Dang, that’s funny, but I’m embarassed for laughing.
This won’t stop right wing demagouges from exploiting the issue into the “War on Christianity” seminars though.
http://scienceblogs.com/dispatches/2006/03/exploiting_the_alabama_fires.php#more
How long before these dickwiches end up as part of Brickers unorganized but commonly directed anti-Christian conspiracy?
Guess what. All the burned churches were Baptist, and the boys’ college is Methodist-affiliated.
You think?
[1]: They repeatedly burn down churches, and they "don’t deserve to be where thye are. Correct: they deserve to be in a worse place.
[2]: “Good” people don’t run around burning churches. unless of course “good people” has somehow come to mean future felony arsonists.
[3]: They didn’t mean to do it?! The mechanics of burning a fucking building down aren’t attributable to an accident. Assembling fuel, placing it, lighting it: all deliberate acts.
[4]: Ah, the “Boys will be Boys, Especially When They’re Drunk” defense. Since when has being drunk and maliciously careless become a basis for extunation in a criminal proceeding?
Might I add that the critical thinking skills of these 16-year-olds frightens me?
Comon, lighten up. It was obviously a joke.
Just like the bombings of Dresden and Tokyo. Those bomber crews didn’t mean anything by it, they were just playing.
And it was fucking hilarious, just like this was. :rolleyes:
If it had been a single chuch, it might conceivably be an accident.

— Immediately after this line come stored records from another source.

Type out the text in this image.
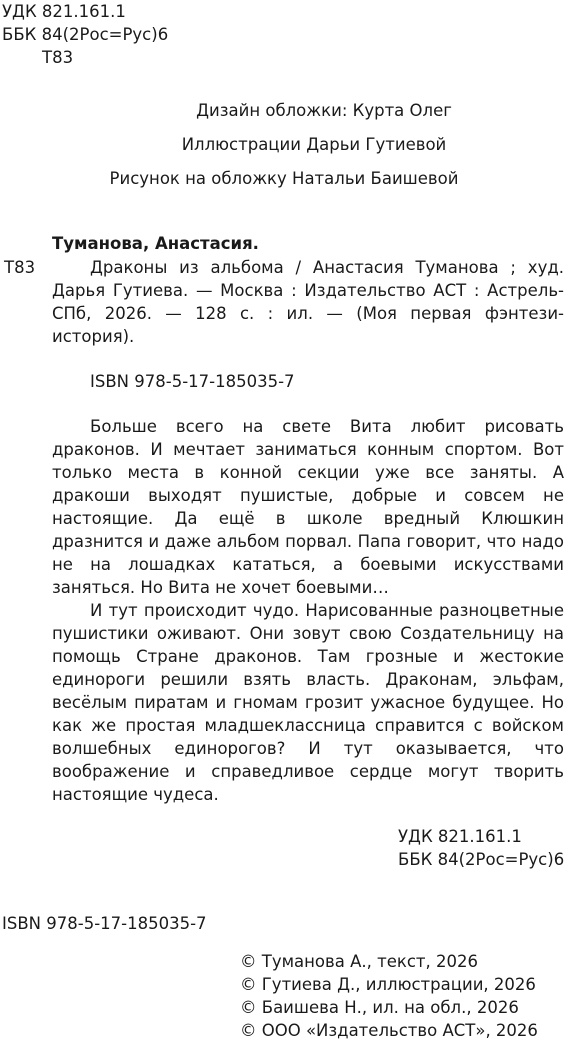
УДК 821.161.1
ББК 84(2Рос=Рус)6
Т83
Дизайн обложки: Курта Олег
Иллюстрации Дарьи Гутиевой
Рисунок на обложку Натальи Баишевой
Туманова, Анастасия.
Т83	Драконы из альбома / Анастасия Туманова ; худ. Дарья Гутиева. — Москва : Издательство АСТ : Астрель-СПб, 2026. — 128 с. : ил. — (Моя первая фэнтези-история).

ISBN 978-5-17-185035-7

Больше всего на свете Вита любит рисовать драконов. И мечтает заниматься конным спортом. Вот только места в конной секции уже все заняты. А дракоши выходят пушистые, добрые и совсем не настоящие. Да ещё в школе вредный Клюшкин дразнится и даже альбом порвал. Папа говорит, что надо не на лошадках кататься, а боевыми искусствами заняться. Но Вита не хочет боевыми…

И тут происходит чудо. Нарисованные разноцветные пушистики оживают. Они зовут свою Создательницу на помощь Стране драконов. Там грозные и жестокие единороги решили взять власть. Драконам, эльфам, весёлым пиратам и гномам грозит ужасное будущее. Но как же простая младшеклассница справится с войском волшебных единорогов? И тут оказывается, что воображение и справедливое сердце могут творить настоящие чудеса.

УДК 821.161.1
ББК 84(2Рос=Рус)6
ISBN 978-5-17-185035-7
© Туманова А., текст, 2026
© Гутиева Д., иллюстрации, 2026
© Баишева Н., ил. на обл., 2026
© ООО «Издательство АСТ», 2026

There’s no way 10 torched buildings could be construed as an accident, unless you’re a member of the fantastic 4.
cerberus, I think you’re getting your stories mixed. The quotes are from a separate story nanoda posted about 4 teens in Edmonton who ganged up on a stranger and beat him to death.
Just replace “burning down churches” with “murdering a random person you’d never met before.” Makes the excuses even scarier, don’t it?
Apparently, it was a “nice kid’s crime” that one of them had already committed. After all, he was on probation and “he’s a good kid.”
Mandatory sentence: 45 years w/ parole.
45 years before parole.
Mea Culpa on that.
The arguments work even better when someone is “accidentally killed.”
I can see not wanting to see the evil in people, but at some point, there it is, to be recognised or ignored.